Do you support a Medicare-for-all buy-in and why/why not?
HOUSLEY: No. "Medicare for All" is just another name for single-payer health insurance run entirely by the government - and we've seen the detrimental effect of too many government mandates in the area of health care. When the government imposes too many controls, quality goes down and costs go up, and a government-run "solution" won't help our rural communities struggling to attract new health care providers and keep the providers they currently have. If we are going to address the accessibility and costs of health care, government is not the answer.
SMITH: I support a Medicare buy-in for Minnesotans who want that option. A Medicare buy-in would be a fast and efficient way for individuals to receive reliable coverage, which is why I've co-sponsored Sens. (Jeff) Merkley, (D-Ore.), and (Chris) Murphy's, (D-Conn.), bill to allow individuals and businesses to buy into enhanced plans under Medicare.

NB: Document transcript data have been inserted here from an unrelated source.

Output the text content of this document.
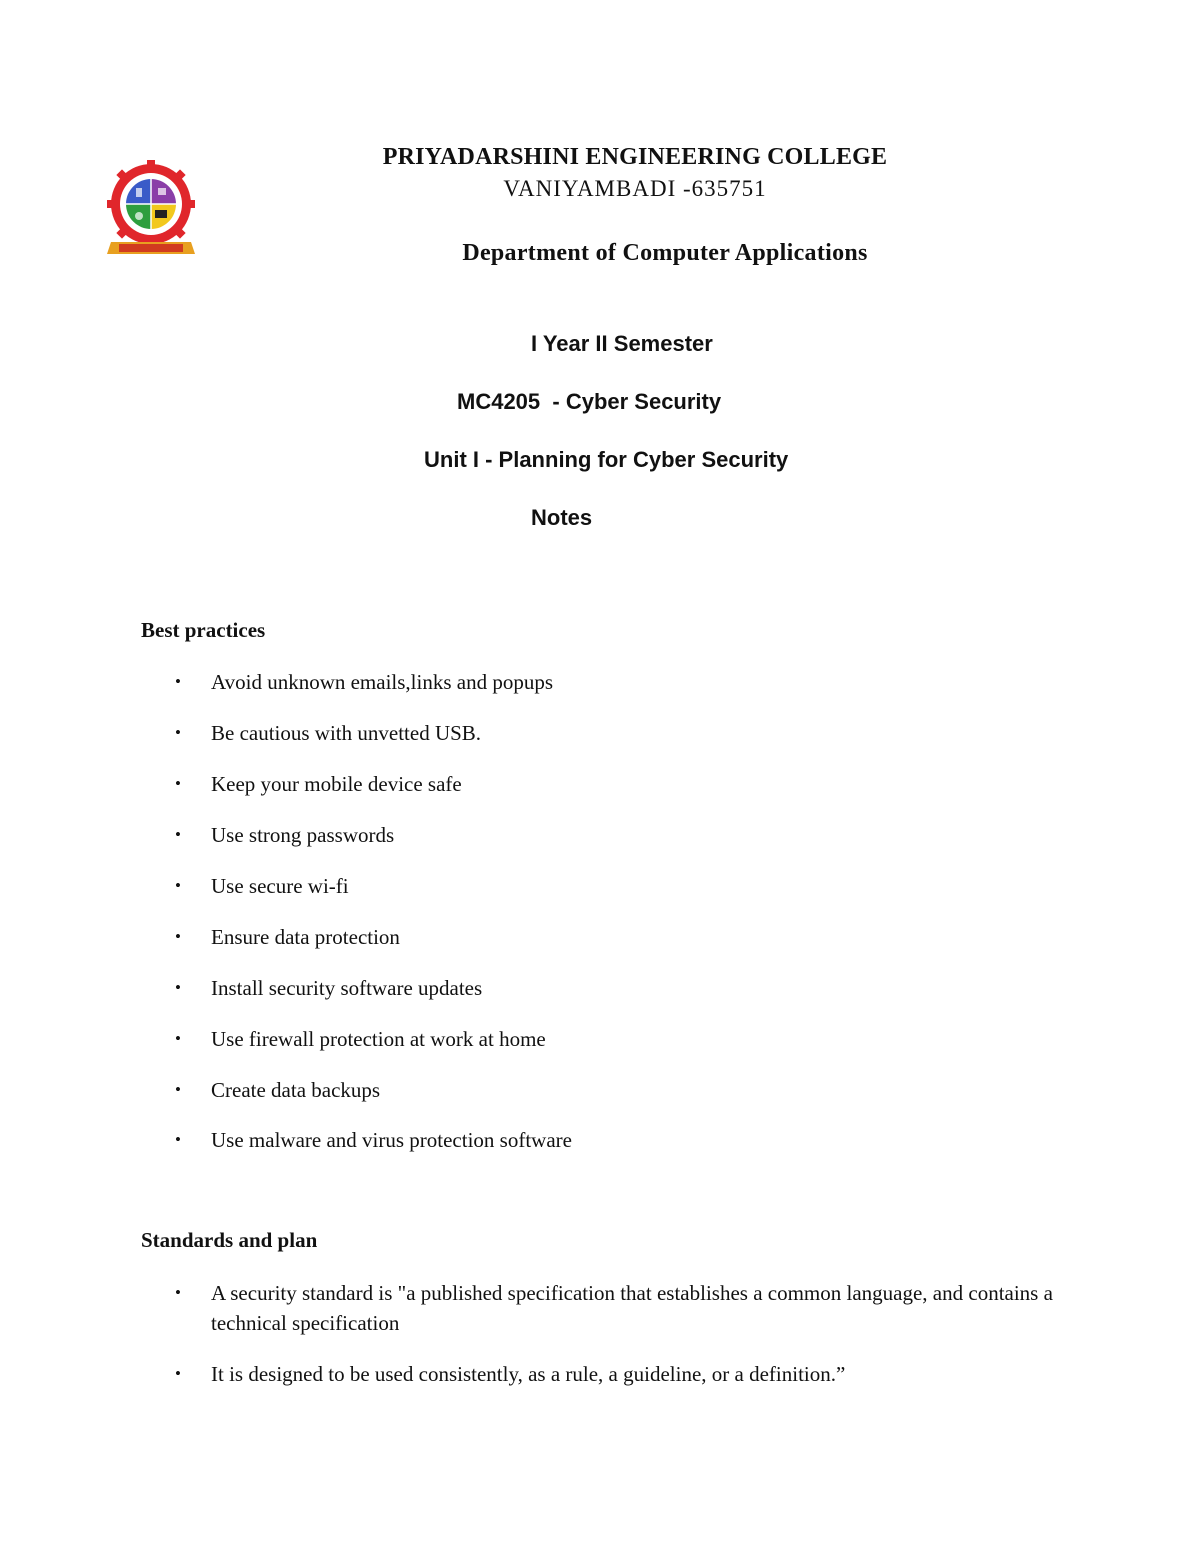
PRIYADARSHINI ENGINEERING COLLEGE
VANIYAMBADI -635751
Department of Computer Applications
I Year II Semester
MC4205  - Cyber Security
Unit I - Planning for Cyber Security
Notes
Best practices
• Avoid unknown emails,links and popups
• Be cautious with unvetted USB.
• Keep your mobile device safe
• Use strong passwords
• Use secure wi-fi
• Ensure data protection
• Install security software updates
• Use firewall protection at work at home
• Create data backups
• Use malware and virus protection software
Standards and plan
• A security standard is "a published specification that establishes a common language, and contains a technical specification
• It is designed to be used consistently, as a rule, a guideline, or a definition.”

What parts of the Affordable care Act do you support, and which parts would you like to change?
SMITH: The Affordable Care Act put protections in place to prohibit companies from discriminating against people with pre-existing conditions. We need to keep those protections in place to ensure everyone has access to high-quality health insurance, and we must preserve protections for young people so that they can stay on their parents' health insurance plans. I'm working to make sure every Minnesota family can get high-quality health care that they can afford - that's why I'm working to expand access to health care across Minnesota with techniques like telemedicine, to keep protections for people with preexisting conditions, and to hold big pharma accountable to lower the cost of prescription medicine.
My opponent supported the Republican health care plan that failed in Congress last year, which would have gutted protections for people with pre-existing conditions, increased people's health care costs, and imposed an age tax which would have allowed insurance companies to charge older Americans up to five times more. She also opposed efforts to expand health care coverage in Minnesota, including a bipartisan effort to expand Medicaid to cover an additional 35,000 people.
HOUSLEY: While we need a new path forward for health care, I believe it is important that we protect Americans with pre-existing conditions. In Minnesota, we had a 40-year history of covering those with pre-existing conditions through our Minnesota Comprehensive Health Association (MCHA). Minnesotans with pre-existing conditions knew if they were denied health insurance coverage, they could turn to MCHA to receive reliable, affordable health insurance. Then Obamacare came along and tried to fix a problem we had already solved in Minnesota, and in the process screwed up health care for everyone resulting in skyrocketing costs and decreasing health care options.
As a mother and a small business owner, I understand the importance of affordable health care - and the necessity of having affordable health insurance to pay for that care. I will work as hard as I can for a market that provides all Minnesotans with affordable, accessible health care options.